Albert takes the glass from her and smashes it down oa the floor. He is speechless with rage. So I speak for him. "May you get cancer, you old slut!" I roar. But now the woman turns on us and lets fly, hammer and tongs, like a tinsmith in full swing. We take to our heels. The strongest man could not stand up to that.
We trudge on. As we go we meet whole hordes of scroungers. They circle about the farmsteads like hungry wasps round a piece of plum-tart. We begin to see now how the farmers must be driven almost mad by it, and why they become so abusive. But we persist all the same, get fired out here, perhaps score something there, are cursed by other foragers and curse again in return.

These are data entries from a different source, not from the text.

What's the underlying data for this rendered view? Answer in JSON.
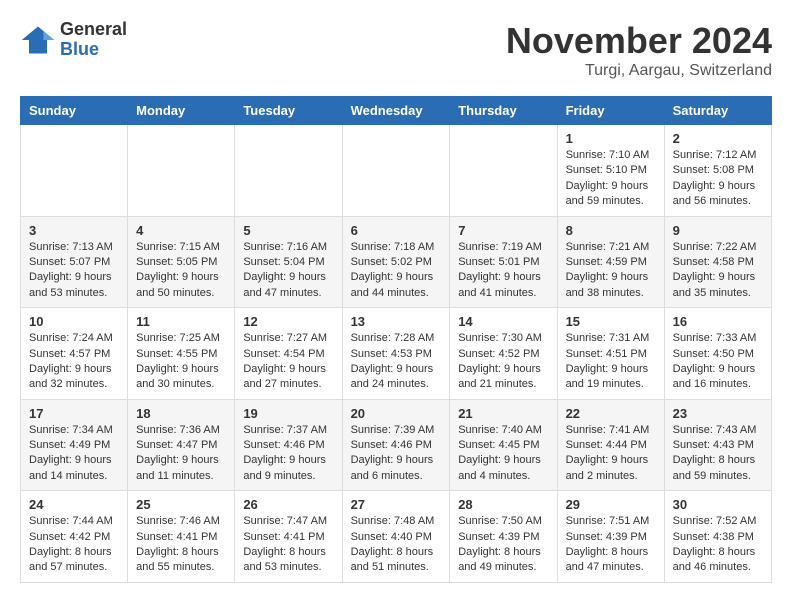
{
  "logo": {
    "general": "General",
    "blue": "Blue"
  },
  "title": "November 2024",
  "location": "Turgi, Aargau, Switzerland",
  "days_of_week": [
    "Sunday",
    "Monday",
    "Tuesday",
    "Wednesday",
    "Thursday",
    "Friday",
    "Saturday"
  ],
  "weeks": [
    {
      "days": [
        {
          "number": "",
          "info": ""
        },
        {
          "number": "",
          "info": ""
        },
        {
          "number": "",
          "info": ""
        },
        {
          "number": "",
          "info": ""
        },
        {
          "number": "",
          "info": ""
        },
        {
          "number": "1",
          "info": "Sunrise: 7:10 AM\nSunset: 5:10 PM\nDaylight: 9 hours and 59 minutes."
        },
        {
          "number": "2",
          "info": "Sunrise: 7:12 AM\nSunset: 5:08 PM\nDaylight: 9 hours and 56 minutes."
        }
      ]
    },
    {
      "days": [
        {
          "number": "3",
          "info": "Sunrise: 7:13 AM\nSunset: 5:07 PM\nDaylight: 9 hours and 53 minutes."
        },
        {
          "number": "4",
          "info": "Sunrise: 7:15 AM\nSunset: 5:05 PM\nDaylight: 9 hours and 50 minutes."
        },
        {
          "number": "5",
          "info": "Sunrise: 7:16 AM\nSunset: 5:04 PM\nDaylight: 9 hours and 47 minutes."
        },
        {
          "number": "6",
          "info": "Sunrise: 7:18 AM\nSunset: 5:02 PM\nDaylight: 9 hours and 44 minutes."
        },
        {
          "number": "7",
          "info": "Sunrise: 7:19 AM\nSunset: 5:01 PM\nDaylight: 9 hours and 41 minutes."
        },
        {
          "number": "8",
          "info": "Sunrise: 7:21 AM\nSunset: 4:59 PM\nDaylight: 9 hours and 38 minutes."
        },
        {
          "number": "9",
          "info": "Sunrise: 7:22 AM\nSunset: 4:58 PM\nDaylight: 9 hours and 35 minutes."
        }
      ]
    },
    {
      "days": [
        {
          "number": "10",
          "info": "Sunrise: 7:24 AM\nSunset: 4:57 PM\nDaylight: 9 hours and 32 minutes."
        },
        {
          "number": "11",
          "info": "Sunrise: 7:25 AM\nSunset: 4:55 PM\nDaylight: 9 hours and 30 minutes."
        },
        {
          "number": "12",
          "info": "Sunrise: 7:27 AM\nSunset: 4:54 PM\nDaylight: 9 hours and 27 minutes."
        },
        {
          "number": "13",
          "info": "Sunrise: 7:28 AM\nSunset: 4:53 PM\nDaylight: 9 hours and 24 minutes."
        },
        {
          "number": "14",
          "info": "Sunrise: 7:30 AM\nSunset: 4:52 PM\nDaylight: 9 hours and 21 minutes."
        },
        {
          "number": "15",
          "info": "Sunrise: 7:31 AM\nSunset: 4:51 PM\nDaylight: 9 hours and 19 minutes."
        },
        {
          "number": "16",
          "info": "Sunrise: 7:33 AM\nSunset: 4:50 PM\nDaylight: 9 hours and 16 minutes."
        }
      ]
    },
    {
      "days": [
        {
          "number": "17",
          "info": "Sunrise: 7:34 AM\nSunset: 4:49 PM\nDaylight: 9 hours and 14 minutes."
        },
        {
          "number": "18",
          "info": "Sunrise: 7:36 AM\nSunset: 4:47 PM\nDaylight: 9 hours and 11 minutes."
        },
        {
          "number": "19",
          "info": "Sunrise: 7:37 AM\nSunset: 4:46 PM\nDaylight: 9 hours and 9 minutes."
        },
        {
          "number": "20",
          "info": "Sunrise: 7:39 AM\nSunset: 4:46 PM\nDaylight: 9 hours and 6 minutes."
        },
        {
          "number": "21",
          "info": "Sunrise: 7:40 AM\nSunset: 4:45 PM\nDaylight: 9 hours and 4 minutes."
        },
        {
          "number": "22",
          "info": "Sunrise: 7:41 AM\nSunset: 4:44 PM\nDaylight: 9 hours and 2 minutes."
        },
        {
          "number": "23",
          "info": "Sunrise: 7:43 AM\nSunset: 4:43 PM\nDaylight: 8 hours and 59 minutes."
        }
      ]
    },
    {
      "days": [
        {
          "number": "24",
          "info": "Sunrise: 7:44 AM\nSunset: 4:42 PM\nDaylight: 8 hours and 57 minutes."
        },
        {
          "number": "25",
          "info": "Sunrise: 7:46 AM\nSunset: 4:41 PM\nDaylight: 8 hours and 55 minutes."
        },
        {
          "number": "26",
          "info": "Sunrise: 7:47 AM\nSunset: 4:41 PM\nDaylight: 8 hours and 53 minutes."
        },
        {
          "number": "27",
          "info": "Sunrise: 7:48 AM\nSunset: 4:40 PM\nDaylight: 8 hours and 51 minutes."
        },
        {
          "number": "28",
          "info": "Sunrise: 7:50 AM\nSunset: 4:39 PM\nDaylight: 8 hours and 49 minutes."
        },
        {
          "number": "29",
          "info": "Sunrise: 7:51 AM\nSunset: 4:39 PM\nDaylight: 8 hours and 47 minutes."
        },
        {
          "number": "30",
          "info": "Sunrise: 7:52 AM\nSunset: 4:38 PM\nDaylight: 8 hours and 46 minutes."
        }
      ]
    }
  ]
}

During the afternoon we all foregather at the pub. Our booty is not much—a few pounds of potatoes, some meal, a few eggs, apples, a couple of head of cabbage and some meat. Only Willy is sweating. He comes in last of all with half a pig's head under his arm. Other packages are bulging from his pockets. But as against that, he no longer has any greatcoat. He has exchanged it, because he has another at home that Karl gave him, and then, he thinks that after all Spring must come again sometime.

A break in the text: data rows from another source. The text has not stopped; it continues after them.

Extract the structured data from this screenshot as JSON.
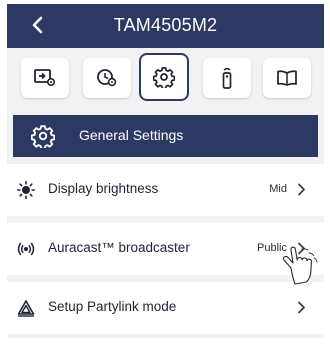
{
  "header": {
    "title": "TAM4505M2",
    "back_icon": "back-chevron-icon"
  },
  "tabs": [
    {
      "icon": "input-settings-icon",
      "active": false
    },
    {
      "icon": "timer-settings-icon",
      "active": false
    },
    {
      "icon": "settings-gear-icon",
      "active": true
    },
    {
      "icon": "remote-control-icon",
      "active": false
    },
    {
      "icon": "manual-book-icon",
      "active": false
    }
  ],
  "section": {
    "icon": "settings-gear-icon",
    "label": "General Settings"
  },
  "rows": [
    {
      "icon": "brightness-icon",
      "label": "Display brightness",
      "value": "Mid"
    },
    {
      "icon": "broadcast-icon",
      "label": "Auracast™ broadcaster",
      "value": "Public"
    },
    {
      "icon": "partylink-icon",
      "label": "Setup Partylink mode",
      "value": ""
    }
  ],
  "colors": {
    "navy": "#2c3a63",
    "background": "#f2f2f4"
  }
}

We have still two hours before the train leaves, and they bring me luck. In the bar-room is a piano of sorts, on which I give a performance of
The Maiden's Prayer
, all pedals down. This brings out the landlady, who listens a while and then beckons me to go outside with her. I elbow my way into the lobby, where she explains to me that she is very fond of music, but unfortunately no one who can play ever comes there. Then she asks me if I would not be willing to come again, and passes me half a pound of butter, saying that there is more where that came from. I fall in with the proposal of course, and undertake to play two hours each time for as much. I return to the piano and as the next item do my best with the
Heidegrab
and
Stolzenfels am Rhein
.
Then we set off for the station. On the way we meet a lot more foragers, all intending to return by the same train as ourselves. But they are frightened of the gendarmes. At last a whole troop has collected and they stand outside in the windy darkness, hiding in a corner some little distance from the station so as to escape observation before the train shall arrive. Once aboard there is less risk of being caught.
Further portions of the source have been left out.